Dollar Drops As Syria Tensions Hit Markets

Once again, political tensions are providing more uncertainty for global markets. The US is said to be considering military action in Syria and President Trump advised that relations with Moscow have never been worse. The markets reacted predictably to the latest developments with Crude Oil (WTI) surging to its highest level since 2014 and the equity markets falling once again, although certainly not to the extent that we’ve seen in recent weeks. The dollar remained on the back foot against most of the majors as they continued to consolidate in recent ranges.

In the US the CPI data came out close to expectations with just a slight miss on the headline MoM number (-0.1% vs 0.0%), this reinforced the expected growth levels that the Fed has been looking for and this message was reiterated in the Fed minutes which came out later in the session. They are confident in the strength of the US economy at present and expect inflation to return to 2% over the medium term but like the rest of the market are concerned by recent market volatility caused by geopolitical factors.

At present, it feels like the markets really want confirmation on a number of geopolitical fronts before we see any resumption of longer term trends. Volatility seems to be calming down from the excessive levels that we’ve seen recently as the market awaits firm progress on a number of fronts including the situation in Syria, the US – China trade relationship as well as the long running NAFTA and Brexit negotiations.

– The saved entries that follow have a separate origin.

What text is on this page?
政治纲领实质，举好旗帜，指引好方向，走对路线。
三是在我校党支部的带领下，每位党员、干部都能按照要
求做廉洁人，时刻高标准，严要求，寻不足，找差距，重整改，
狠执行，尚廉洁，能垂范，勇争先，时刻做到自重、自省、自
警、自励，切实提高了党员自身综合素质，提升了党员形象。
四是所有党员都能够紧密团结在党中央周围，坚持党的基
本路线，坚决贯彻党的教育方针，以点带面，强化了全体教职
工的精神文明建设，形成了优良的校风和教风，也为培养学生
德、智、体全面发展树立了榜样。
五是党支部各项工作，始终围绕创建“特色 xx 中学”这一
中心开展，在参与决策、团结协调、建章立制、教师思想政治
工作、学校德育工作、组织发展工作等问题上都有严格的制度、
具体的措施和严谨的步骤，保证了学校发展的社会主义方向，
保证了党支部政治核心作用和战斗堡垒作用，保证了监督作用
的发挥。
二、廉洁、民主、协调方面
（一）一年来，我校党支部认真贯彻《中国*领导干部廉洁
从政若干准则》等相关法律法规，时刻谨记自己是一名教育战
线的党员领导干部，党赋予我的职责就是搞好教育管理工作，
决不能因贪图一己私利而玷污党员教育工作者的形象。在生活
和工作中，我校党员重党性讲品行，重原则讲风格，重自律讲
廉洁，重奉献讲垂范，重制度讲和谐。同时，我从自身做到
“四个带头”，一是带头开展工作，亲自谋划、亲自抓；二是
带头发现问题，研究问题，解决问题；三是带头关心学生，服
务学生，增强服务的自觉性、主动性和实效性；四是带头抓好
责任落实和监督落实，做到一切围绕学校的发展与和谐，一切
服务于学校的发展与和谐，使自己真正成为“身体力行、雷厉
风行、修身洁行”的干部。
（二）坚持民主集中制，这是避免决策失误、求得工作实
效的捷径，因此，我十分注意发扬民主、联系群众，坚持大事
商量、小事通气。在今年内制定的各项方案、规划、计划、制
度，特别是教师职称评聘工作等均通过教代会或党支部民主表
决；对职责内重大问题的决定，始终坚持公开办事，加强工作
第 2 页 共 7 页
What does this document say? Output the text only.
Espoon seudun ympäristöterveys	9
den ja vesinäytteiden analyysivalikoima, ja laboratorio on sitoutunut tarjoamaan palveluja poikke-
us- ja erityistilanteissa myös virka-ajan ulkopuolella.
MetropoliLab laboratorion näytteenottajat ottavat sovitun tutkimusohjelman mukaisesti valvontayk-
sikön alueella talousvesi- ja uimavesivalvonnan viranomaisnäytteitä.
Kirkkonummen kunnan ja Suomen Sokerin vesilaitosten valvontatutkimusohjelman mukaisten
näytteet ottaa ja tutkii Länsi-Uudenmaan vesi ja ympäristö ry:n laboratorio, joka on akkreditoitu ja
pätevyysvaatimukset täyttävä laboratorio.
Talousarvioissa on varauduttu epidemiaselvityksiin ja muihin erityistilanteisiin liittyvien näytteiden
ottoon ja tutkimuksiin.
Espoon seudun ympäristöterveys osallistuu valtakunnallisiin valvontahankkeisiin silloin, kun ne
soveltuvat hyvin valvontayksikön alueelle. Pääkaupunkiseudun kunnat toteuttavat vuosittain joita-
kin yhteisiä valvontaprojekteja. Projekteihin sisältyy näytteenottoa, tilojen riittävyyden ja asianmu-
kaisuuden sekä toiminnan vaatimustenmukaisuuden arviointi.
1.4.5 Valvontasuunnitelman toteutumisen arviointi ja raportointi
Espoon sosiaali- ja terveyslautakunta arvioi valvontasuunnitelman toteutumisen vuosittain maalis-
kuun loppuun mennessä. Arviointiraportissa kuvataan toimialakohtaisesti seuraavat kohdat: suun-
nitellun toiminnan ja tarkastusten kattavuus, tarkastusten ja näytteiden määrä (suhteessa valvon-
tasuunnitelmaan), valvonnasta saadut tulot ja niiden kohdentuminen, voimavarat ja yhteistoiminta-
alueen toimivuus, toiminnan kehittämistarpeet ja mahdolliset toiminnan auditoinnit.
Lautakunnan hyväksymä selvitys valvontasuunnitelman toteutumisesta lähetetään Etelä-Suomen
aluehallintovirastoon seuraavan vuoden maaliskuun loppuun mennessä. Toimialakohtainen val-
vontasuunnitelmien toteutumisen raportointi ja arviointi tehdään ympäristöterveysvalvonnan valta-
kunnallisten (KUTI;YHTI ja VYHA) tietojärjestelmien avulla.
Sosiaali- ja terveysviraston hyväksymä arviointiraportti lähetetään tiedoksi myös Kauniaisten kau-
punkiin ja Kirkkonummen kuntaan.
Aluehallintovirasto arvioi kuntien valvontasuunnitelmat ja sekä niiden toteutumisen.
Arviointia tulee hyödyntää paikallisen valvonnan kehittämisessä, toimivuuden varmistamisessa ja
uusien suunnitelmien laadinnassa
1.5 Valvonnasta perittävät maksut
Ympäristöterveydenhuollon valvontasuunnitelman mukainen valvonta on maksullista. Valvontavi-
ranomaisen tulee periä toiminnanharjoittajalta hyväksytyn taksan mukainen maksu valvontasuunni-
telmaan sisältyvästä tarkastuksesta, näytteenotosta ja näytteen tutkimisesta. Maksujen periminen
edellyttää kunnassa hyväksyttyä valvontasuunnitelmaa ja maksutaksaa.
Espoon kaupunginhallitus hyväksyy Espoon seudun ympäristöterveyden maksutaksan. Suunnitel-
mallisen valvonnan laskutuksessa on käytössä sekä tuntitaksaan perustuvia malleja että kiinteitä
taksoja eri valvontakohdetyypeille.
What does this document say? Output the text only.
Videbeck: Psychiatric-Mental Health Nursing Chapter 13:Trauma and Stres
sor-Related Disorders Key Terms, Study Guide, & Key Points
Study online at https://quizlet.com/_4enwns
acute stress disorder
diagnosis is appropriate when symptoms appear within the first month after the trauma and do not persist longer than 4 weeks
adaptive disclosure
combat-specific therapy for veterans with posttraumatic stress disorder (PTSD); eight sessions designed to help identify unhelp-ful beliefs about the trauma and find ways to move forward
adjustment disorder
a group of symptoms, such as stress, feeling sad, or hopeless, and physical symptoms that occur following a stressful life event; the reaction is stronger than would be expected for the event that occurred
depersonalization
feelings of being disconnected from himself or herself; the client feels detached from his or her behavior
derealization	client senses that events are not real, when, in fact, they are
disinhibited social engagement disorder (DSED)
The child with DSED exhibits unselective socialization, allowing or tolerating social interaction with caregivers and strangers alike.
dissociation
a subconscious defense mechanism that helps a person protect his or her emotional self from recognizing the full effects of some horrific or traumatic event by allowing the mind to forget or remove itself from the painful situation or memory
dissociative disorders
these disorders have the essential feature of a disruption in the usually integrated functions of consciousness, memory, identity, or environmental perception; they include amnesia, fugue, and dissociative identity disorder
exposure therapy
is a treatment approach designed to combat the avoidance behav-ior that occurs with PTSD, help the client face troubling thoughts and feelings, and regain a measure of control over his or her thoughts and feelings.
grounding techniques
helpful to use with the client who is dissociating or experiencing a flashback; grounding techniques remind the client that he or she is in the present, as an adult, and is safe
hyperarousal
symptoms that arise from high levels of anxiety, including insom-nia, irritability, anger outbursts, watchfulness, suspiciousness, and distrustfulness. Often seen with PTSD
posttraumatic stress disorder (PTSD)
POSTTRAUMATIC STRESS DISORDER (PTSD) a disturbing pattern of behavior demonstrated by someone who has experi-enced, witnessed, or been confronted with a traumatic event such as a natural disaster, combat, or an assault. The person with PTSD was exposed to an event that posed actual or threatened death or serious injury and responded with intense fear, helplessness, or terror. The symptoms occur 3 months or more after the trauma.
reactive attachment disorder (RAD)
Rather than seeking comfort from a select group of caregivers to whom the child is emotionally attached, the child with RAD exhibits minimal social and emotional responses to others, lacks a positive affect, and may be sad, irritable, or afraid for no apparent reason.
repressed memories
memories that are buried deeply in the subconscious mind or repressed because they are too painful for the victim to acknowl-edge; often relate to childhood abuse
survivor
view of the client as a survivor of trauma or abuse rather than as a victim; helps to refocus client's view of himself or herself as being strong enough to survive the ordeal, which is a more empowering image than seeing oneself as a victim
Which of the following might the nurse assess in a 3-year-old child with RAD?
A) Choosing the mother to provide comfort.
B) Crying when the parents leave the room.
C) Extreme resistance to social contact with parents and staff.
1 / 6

Looking ahead to today’s trading and once again investors will be monitoring the news wires closely for any progress on the above. It’s very quiet in terms of fundamental economic data releases and this should lead to more range-bound trading conditions, unless we see any escalation or change in any of the aforementioned geopolitical situations. We do have some central bankers speaking throughout with day as well as the ECB minutes which could add some extra volatility including the BOJ’s Kuroda this morning in Tokyo and the BOE’s Carney much later in the day.